The new study updates global figures last reported in 2005, when British researchers estimated that more than 24 million people were living with dementia. Using that forecast, scientists had expected about 31 million people would be struggling with dementia by 2010.
But since 2005, a flurry of research on Alzheimer's in developing countries has been published, leading Alzheimer's Disease International - a non-profit federation of more than 70 national groups - to ask those scientists to re-evaluate. After analyzing dozens of studies, the scientists projected 35.6 million cases of dementia worldwide by 2010.

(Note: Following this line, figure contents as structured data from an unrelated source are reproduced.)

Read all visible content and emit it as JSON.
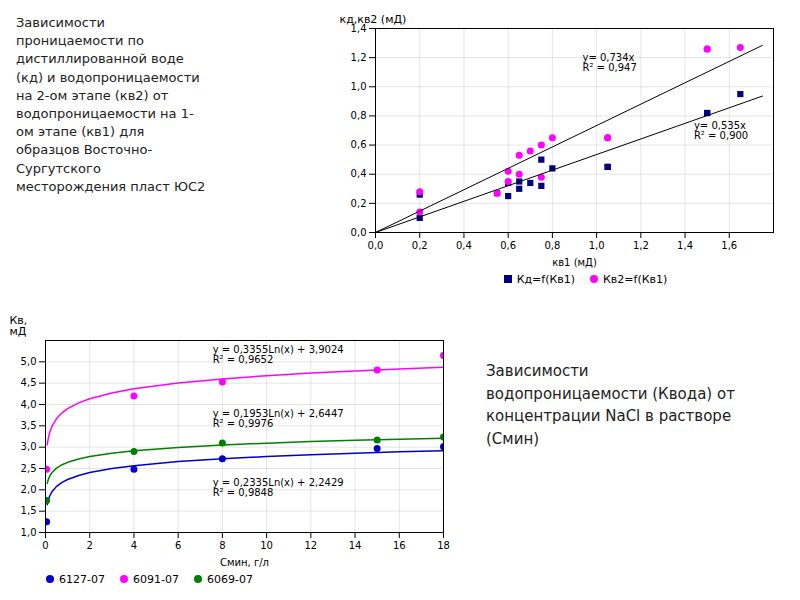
{
  "chart_data": [
    {
      "type": "scatter",
      "title": "Зависимости\nпроницаемости по\nдистиллированной воде\n(кд) и водопроницаемости\nна 2-ом этапе (кв2) от\nводопроницаемости на 1-\nом этапе (кв1) для\nобразцов Восточно-\nСургутского\nместорождения пласт ЮС2",
      "xlabel": "кв1 (мД)",
      "ylabel": "кд,кв2 (мД)",
      "xlim": [
        0.0,
        1.8
      ],
      "ylim": [
        0.0,
        1.4
      ],
      "xticks": [
        {
          "value": 0.0,
          "label": "0,0"
        },
        {
          "value": 0.2,
          "label": "0,2"
        },
        {
          "value": 0.4,
          "label": "0,4"
        },
        {
          "value": 0.6,
          "label": "0,6"
        },
        {
          "value": 0.8,
          "label": "0,8"
        },
        {
          "value": 1.0,
          "label": "1,0"
        },
        {
          "value": 1.2,
          "label": "1,2"
        },
        {
          "value": 1.4,
          "label": "1,4"
        },
        {
          "value": 1.6,
          "label": "1,6"
        }
      ],
      "yticks": [
        {
          "value": 0.0,
          "label": "0,0"
        },
        {
          "value": 0.2,
          "label": "0,2"
        },
        {
          "value": 0.4,
          "label": "0,4"
        },
        {
          "value": 0.6,
          "label": "0,6"
        },
        {
          "value": 0.8,
          "label": "0,8"
        },
        {
          "value": 1.0,
          "label": "1,0"
        },
        {
          "value": 1.2,
          "label": "1,2"
        },
        {
          "value": 1.4,
          "label": "1,4"
        }
      ],
      "grid": true,
      "legend": "lower center",
      "series": [
        {
          "name": "Кд=f(Кв1)",
          "type": "scatter",
          "marker": "square",
          "color": "#000080",
          "x": [
            0.2,
            0.2,
            0.55,
            0.6,
            0.6,
            0.65,
            0.65,
            0.7,
            0.75,
            0.75,
            0.8,
            1.05,
            1.05,
            1.5,
            1.5,
            1.65
          ],
          "values": [
            0.1,
            0.26,
            0.27,
            0.25,
            0.34,
            0.35,
            0.3,
            0.34,
            0.5,
            0.32,
            0.44,
            0.45,
            0.45,
            0.82,
            0.82,
            0.95
          ]
        },
        {
          "name": "Кв2=f(Кв1)",
          "type": "scatter",
          "marker": "circle",
          "color": "#FF00FF",
          "x": [
            0.2,
            0.2,
            0.55,
            0.6,
            0.6,
            0.65,
            0.65,
            0.7,
            0.75,
            0.75,
            0.8,
            1.05,
            1.05,
            1.5,
            1.5,
            1.65
          ],
          "values": [
            0.14,
            0.28,
            0.27,
            0.35,
            0.42,
            0.4,
            0.53,
            0.56,
            0.6,
            0.38,
            0.65,
            0.65,
            0.65,
            1.26,
            1.26,
            1.27
          ]
        },
        {
          "type": "line",
          "line_style": "solid",
          "color": "#000000",
          "x": [
            0.0,
            1.75
          ],
          "values": [
            0.0,
            0.93625
          ],
          "annotation": "y= 0,535x\nR² = 0,900"
        },
        {
          "type": "line",
          "line_style": "solid",
          "color": "#000000",
          "x": [
            0.0,
            1.75
          ],
          "values": [
            0.0,
            1.2845
          ],
          "annotation": "y= 0,734x\nR² = 0,947"
        }
      ]
    },
    {
      "type": "scatter",
      "title": "Зависимости\nводопроницаемости (Квода) от\nконцентрации NaCl в растворе\n(Смин)",
      "xlabel": "Смин, г/л",
      "ylabel": "Кв,\nмД",
      "xlim": [
        0,
        18
      ],
      "ylim": [
        1.0,
        5.5
      ],
      "xticks": [
        0,
        2,
        4,
        6,
        8,
        10,
        12,
        14,
        16,
        18
      ],
      "yticks": [
        {
          "value": 1.0,
          "label": "1,0"
        },
        {
          "value": 1.5,
          "label": "1,5"
        },
        {
          "value": 2.0,
          "label": "2,0"
        },
        {
          "value": 2.5,
          "label": "2,5"
        },
        {
          "value": 3.0,
          "label": "3,0"
        },
        {
          "value": 3.5,
          "label": "3,5"
        },
        {
          "value": 4.0,
          "label": "4,0"
        },
        {
          "value": 4.5,
          "label": "4,5"
        },
        {
          "value": 5.0,
          "label": "5,0"
        }
      ],
      "grid": true,
      "legend": "lower left",
      "series": [
        {
          "name": "6127-07",
          "type": "scatter",
          "marker": "circle",
          "color": "#0000CD",
          "x": [
            0.05,
            4.0,
            8.0,
            15.0,
            18.0
          ],
          "values": [
            1.25,
            2.48,
            2.73,
            2.97,
            3.01
          ]
        },
        {
          "type": "line",
          "line_style": "solid",
          "color": "#0000CD",
          "x": [
            0.08,
            0.1,
            0.15,
            0.2,
            0.3,
            0.5,
            0.75,
            1,
            1.5,
            2,
            3,
            4,
            6,
            8,
            10,
            12,
            14,
            16,
            18
          ],
          "values": [
            1.6531,
            1.7052,
            1.7999,
            1.8671,
            1.9618,
            2.0811,
            2.1757,
            2.2429,
            2.3376,
            2.4047,
            2.4994,
            2.5666,
            2.6613,
            2.7284,
            2.7806,
            2.8231,
            2.8591,
            2.8903,
            2.9178
          ],
          "annotation": "y = 0,2335Ln(x) + 2,2429\nR² = 0,9848"
        },
        {
          "name": "6091-07",
          "type": "scatter",
          "marker": "circle",
          "color": "#FF00FF",
          "x": [
            0.05,
            4.0,
            8.0,
            15.0,
            18.0
          ],
          "values": [
            2.48,
            4.2,
            4.53,
            4.81,
            5.15
          ]
        },
        {
          "type": "line",
          "line_style": "solid",
          "color": "#FF00FF",
          "x": [
            0.08,
            0.1,
            0.15,
            0.2,
            0.3,
            0.5,
            0.75,
            1,
            1.5,
            2,
            3,
            4,
            6,
            8,
            10,
            12,
            14,
            16,
            18
          ],
          "values": [
            3.055,
            3.1299,
            3.2659,
            3.3624,
            3.4985,
            3.6698,
            3.8059,
            3.9024,
            4.0384,
            4.135,
            4.271,
            4.3675,
            4.5035,
            4.6001,
            4.6749,
            4.7361,
            4.7878,
            4.8326,
            4.8721
          ],
          "annotation": "y = 0,3355Ln(x) + 3,9024\nR² = 0,9652"
        },
        {
          "name": "6069-07",
          "type": "scatter",
          "marker": "circle",
          "color": "#008000",
          "x": [
            0.05,
            4.0,
            8.0,
            15.0,
            18.0
          ],
          "values": [
            1.75,
            2.9,
            3.1,
            3.17,
            3.24
          ]
        },
        {
          "type": "line",
          "line_style": "solid",
          "color": "#008000",
          "x": [
            0.08,
            0.1,
            0.15,
            0.2,
            0.3,
            0.5,
            0.75,
            1,
            1.5,
            2,
            3,
            4,
            6,
            8,
            10,
            12,
            14,
            16,
            18
          ],
          "values": [
            2.1514,
            2.195,
            2.2742,
            2.3304,
            2.4096,
            2.5093,
            2.5885,
            2.6447,
            2.7239,
            2.7801,
            2.8593,
            2.9154,
            2.9946,
            3.0508,
            3.0944,
            3.13,
            3.1601,
            3.1862,
            3.2092
          ],
          "annotation": "y = 0,1953Ln(x) + 2,6447\nR² = 0,9976"
        }
      ]
    }
  ]
}
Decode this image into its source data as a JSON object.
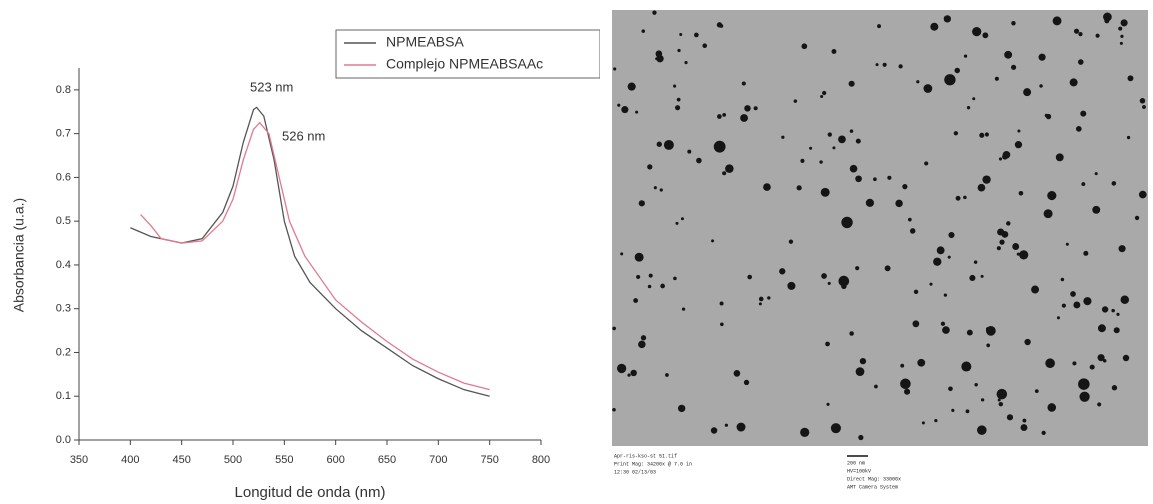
{
  "chart_data": {
    "type": "line",
    "x_label": "Longitud de onda (nm)",
    "y_label": "Absorbancia (u.a.)",
    "xlim": [
      350,
      800
    ],
    "xticks": [
      350,
      400,
      450,
      500,
      550,
      600,
      650,
      700,
      750,
      800
    ],
    "ylim": [
      0,
      0.85
    ],
    "yticks": [
      {
        "value": 0,
        "label": "0.0"
      },
      0.1,
      0.2,
      0.3,
      0.4,
      0.5,
      0.6,
      0.7,
      0.8
    ],
    "legend": "upper right",
    "annotations": [
      "523 nm",
      "526 nm"
    ],
    "series": [
      {
        "name": "NPMEABSA",
        "color": "#555555",
        "x": [
          400,
          420,
          450,
          470,
          490,
          500,
          510,
          520,
          523,
          530,
          540,
          550,
          560,
          575,
          600,
          625,
          650,
          675,
          700,
          725,
          750
        ],
        "values": [
          0.485,
          0.465,
          0.45,
          0.46,
          0.52,
          0.58,
          0.68,
          0.755,
          0.76,
          0.74,
          0.64,
          0.5,
          0.42,
          0.36,
          0.3,
          0.25,
          0.21,
          0.17,
          0.14,
          0.115,
          0.1
        ]
      },
      {
        "name": "Complejo NPMEABSAAc",
        "color": "#e07a8e",
        "x": [
          410,
          420,
          430,
          450,
          470,
          490,
          500,
          510,
          520,
          526,
          535,
          545,
          555,
          570,
          600,
          625,
          650,
          675,
          700,
          725,
          750
        ],
        "values": [
          0.515,
          0.49,
          0.46,
          0.45,
          0.455,
          0.5,
          0.55,
          0.64,
          0.71,
          0.725,
          0.7,
          0.6,
          0.5,
          0.42,
          0.32,
          0.27,
          0.225,
          0.185,
          0.155,
          0.13,
          0.115
        ]
      }
    ]
  },
  "image_caption": {
    "left": [
      "Apr-ris-kso-st 51.tif",
      "Print Mag: 34200x @ 7.0 in",
      "12:30 02/13/03"
    ],
    "scale": "200 nm",
    "right": [
      "HV=100kV",
      "Direct Mag: 33000x",
      "AMT Camera System"
    ]
  }
}
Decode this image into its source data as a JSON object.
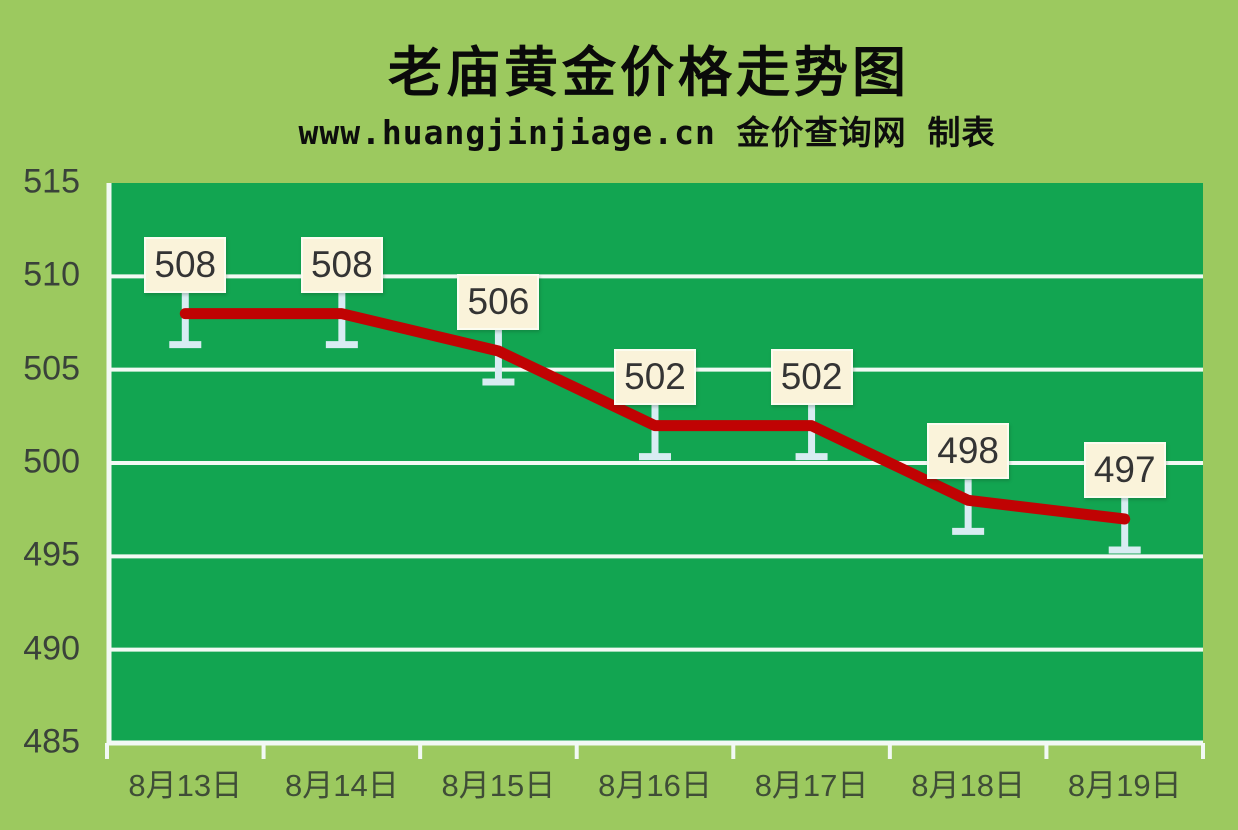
{
  "title": "老庙黄金价格走势图",
  "subtitle": "www.huangjinjiage.cn 金价查询网 制表",
  "colors": {
    "background": "#9cc95f",
    "plot_background": "#12a551",
    "gridline": "#f2f9f4",
    "axis_tick": "#f2f9f4",
    "price_line": "#c00303",
    "leader_stem": "#d8ecf2",
    "label_box_background": "#faf3da",
    "label_text": "#343434",
    "axis_text": "#3f4d37"
  },
  "chart_data": {
    "type": "line",
    "title": "老庙黄金价格走势图",
    "subtitle": "www.huangjinjiage.cn 金价查询网 制表",
    "categories": [
      "8月13日",
      "8月14日",
      "8月15日",
      "8月16日",
      "8月17日",
      "8月18日",
      "8月19日"
    ],
    "values": [
      508,
      508,
      506,
      502,
      502,
      498,
      497
    ],
    "series_name": "老庙黄金价格",
    "xlabel": "",
    "ylabel": "",
    "ylim": [
      485,
      515
    ],
    "y_ticks": [
      515,
      510,
      505,
      500,
      495,
      490,
      485
    ],
    "grid": "horizontal",
    "legend": "none",
    "data_labels_shown": true
  }
}
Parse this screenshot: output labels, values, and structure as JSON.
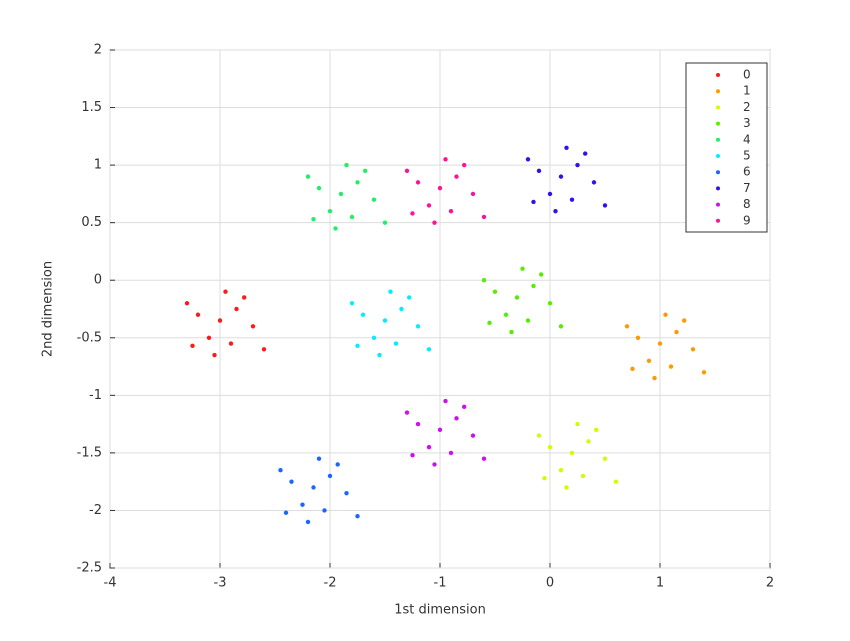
{
  "chart_data": {
    "type": "scatter",
    "x_label": "1st dimension",
    "y_label": "2nd dimension",
    "xlim": [
      -4,
      2
    ],
    "xticks": [
      -4,
      -3,
      -2,
      -1,
      0,
      1,
      2
    ],
    "ylim": [
      -2.5,
      2
    ],
    "yticks": [
      -2.5,
      -2,
      -1.5,
      -1,
      -0.5,
      0,
      0.5,
      1,
      1.5,
      2
    ],
    "grid": true,
    "legend": "upper-right",
    "series": [
      {
        "name": "0",
        "color": "#ff1a1a",
        "x": [
          -3,
          -2.85,
          -3.2,
          -2.9,
          -3.1,
          -2.7,
          -3.3,
          -2.95,
          -3.05,
          -2.78,
          -3.25,
          -2.6
        ],
        "y": [
          -0.35,
          -0.25,
          -0.3,
          -0.55,
          -0.5,
          -0.4,
          -0.2,
          -0.1,
          -0.65,
          -0.15,
          -0.57,
          -0.6
        ]
      },
      {
        "name": "1",
        "color": "#ff9900",
        "x": [
          1,
          1.15,
          0.8,
          1.1,
          0.9,
          1.3,
          0.7,
          1.05,
          0.95,
          1.22,
          0.75,
          1.4
        ],
        "y": [
          -0.55,
          -0.45,
          -0.5,
          -0.75,
          -0.7,
          -0.6,
          -0.4,
          -0.3,
          -0.85,
          -0.35,
          -0.77,
          -0.8
        ]
      },
      {
        "name": "2",
        "color": "#ccff00",
        "x": [
          0.2,
          0.35,
          0,
          0.3,
          0.1,
          0.5,
          -0.1,
          0.25,
          0.15,
          0.42,
          -0.05,
          0.6
        ],
        "y": [
          -1.5,
          -1.4,
          -1.45,
          -1.7,
          -1.65,
          -1.55,
          -1.35,
          -1.25,
          -1.8,
          -1.3,
          -1.72,
          -1.75
        ]
      },
      {
        "name": "3",
        "color": "#55ee00",
        "x": [
          -0.3,
          -0.15,
          -0.5,
          -0.2,
          -0.4,
          0,
          -0.6,
          -0.25,
          -0.35,
          -0.08,
          -0.55,
          0.1
        ],
        "y": [
          -0.15,
          -0.05,
          -0.1,
          -0.35,
          -0.3,
          -0.2,
          0,
          0.1,
          -0.45,
          0.05,
          -0.37,
          -0.4
        ]
      },
      {
        "name": "4",
        "color": "#22ee66",
        "x": [
          -1.9,
          -1.75,
          -2.1,
          -1.8,
          -2,
          -1.6,
          -2.2,
          -1.85,
          -1.95,
          -1.68,
          -2.15,
          -1.5
        ],
        "y": [
          0.75,
          0.85,
          0.8,
          0.55,
          0.6,
          0.7,
          0.9,
          1,
          0.45,
          0.95,
          0.53,
          0.5
        ]
      },
      {
        "name": "5",
        "color": "#00eeff",
        "x": [
          -1.5,
          -1.35,
          -1.7,
          -1.4,
          -1.6,
          -1.2,
          -1.8,
          -1.45,
          -1.55,
          -1.28,
          -1.75,
          -1.1
        ],
        "y": [
          -0.35,
          -0.25,
          -0.3,
          -0.55,
          -0.5,
          -0.4,
          -0.2,
          -0.1,
          -0.65,
          -0.15,
          -0.57,
          -0.6
        ]
      },
      {
        "name": "6",
        "color": "#1a66ff",
        "x": [
          -2.15,
          -2,
          -2.35,
          -2.05,
          -2.25,
          -1.85,
          -2.45,
          -2.1,
          -2.2,
          -1.93,
          -2.4,
          -1.75
        ],
        "y": [
          -1.8,
          -1.7,
          -1.75,
          -2,
          -1.95,
          -1.85,
          -1.65,
          -1.55,
          -2.1,
          -1.6,
          -2.02,
          -2.05
        ]
      },
      {
        "name": "7",
        "color": "#3311ee",
        "x": [
          0.1,
          0.25,
          -0.1,
          0.2,
          0,
          0.4,
          -0.2,
          0.15,
          0.05,
          0.32,
          -0.15,
          0.5
        ],
        "y": [
          0.9,
          1,
          0.95,
          0.7,
          0.75,
          0.85,
          1.05,
          1.15,
          0.6,
          1.1,
          0.68,
          0.65
        ]
      },
      {
        "name": "8",
        "color": "#cc11ee",
        "x": [
          -1,
          -0.85,
          -1.2,
          -0.9,
          -1.1,
          -0.7,
          -1.3,
          -0.95,
          -1.05,
          -0.78,
          -1.25,
          -0.6
        ],
        "y": [
          -1.3,
          -1.2,
          -1.25,
          -1.5,
          -1.45,
          -1.35,
          -1.15,
          -1.05,
          -1.6,
          -1.1,
          -1.52,
          -1.55
        ]
      },
      {
        "name": "9",
        "color": "#ff1199",
        "x": [
          -1,
          -0.85,
          -1.2,
          -0.9,
          -1.1,
          -0.7,
          -1.3,
          -0.95,
          -1.05,
          -0.78,
          -1.25,
          -0.6
        ],
        "y": [
          0.8,
          0.9,
          0.85,
          0.6,
          0.65,
          0.75,
          0.95,
          1.05,
          0.5,
          1,
          0.58,
          0.55
        ]
      }
    ]
  }
}
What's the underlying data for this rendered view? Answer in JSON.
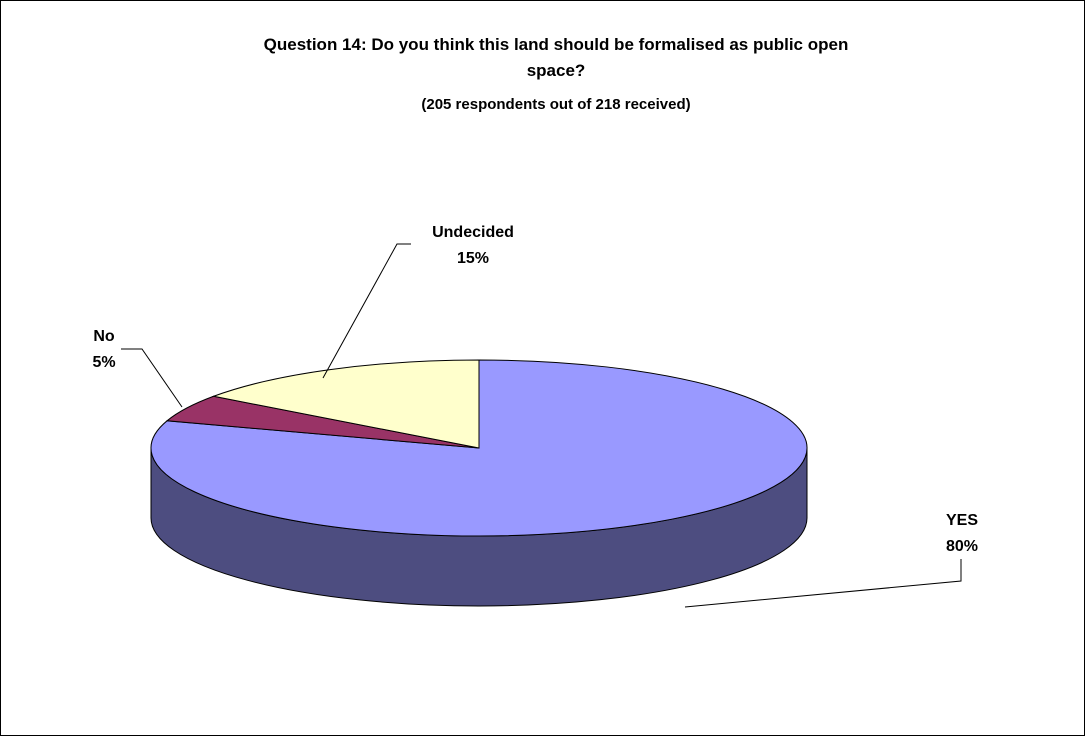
{
  "chart_data": {
    "type": "pie",
    "title_line_1": "Question 14:  Do you think this land should be formalised as public open",
    "title_line_2": "space?",
    "subtitle": "(205 respondents out of 218 received)",
    "slices": [
      {
        "label": "YES",
        "value": 80,
        "value_label": "80%",
        "color": "#9999ff",
        "side_color": "#4d4d80"
      },
      {
        "label": "No",
        "value": 5,
        "value_label": "5%",
        "color": "#993366",
        "side_color": "#4d1a33"
      },
      {
        "label": "Undecided",
        "value": 15,
        "value_label": "15%",
        "color": "#ffffcc",
        "side_color": "#808066"
      }
    ]
  }
}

That includes nearly 7 million people in Western Europe, nearly 7 million in South and Southeast Asia, about 5.5 million in China and East Asia and about 3 million in Latin America.
The report puts North America's total at 4.4 million, although the Alzheimer's Association of the U.S. uses a less conservative count to say more than 5 million people in the U.S. alone are affected. The disease afflicts one in eight people 65 and older, and nearly one in two people over 85.
The report forecasts a more than doubling of dementia cases in parts of Asia and Latin America over the next 20 years, compared with a 40 per cent to 60 per cent jump in Europe and North America.
The report urges the World Health Organization to declare dementia a health priority and for national governments to follow suit. It recommends major new investments in research to uncover what causes dementia and how to slow, if not stop, the creeping brain disease that gradually robs sufferers of their memories and ability to care for themselves, eventually killing them.
There is no known cure; today's drugs only temporarily alleviate symptoms. Scientists aren't even sure what causes Alzheimer's.
But major studies under way now should show within a few years if it's possible to at least slow the progression of Alzheimer's by targeting a gunky substance called beta-amyloid that builds up in patients' brains, noted Dr. William Thies of the U.S. Alzheimer's Association. His group is pushing for an increase in U.S. research spending, from just over $400 million to about $1 billion.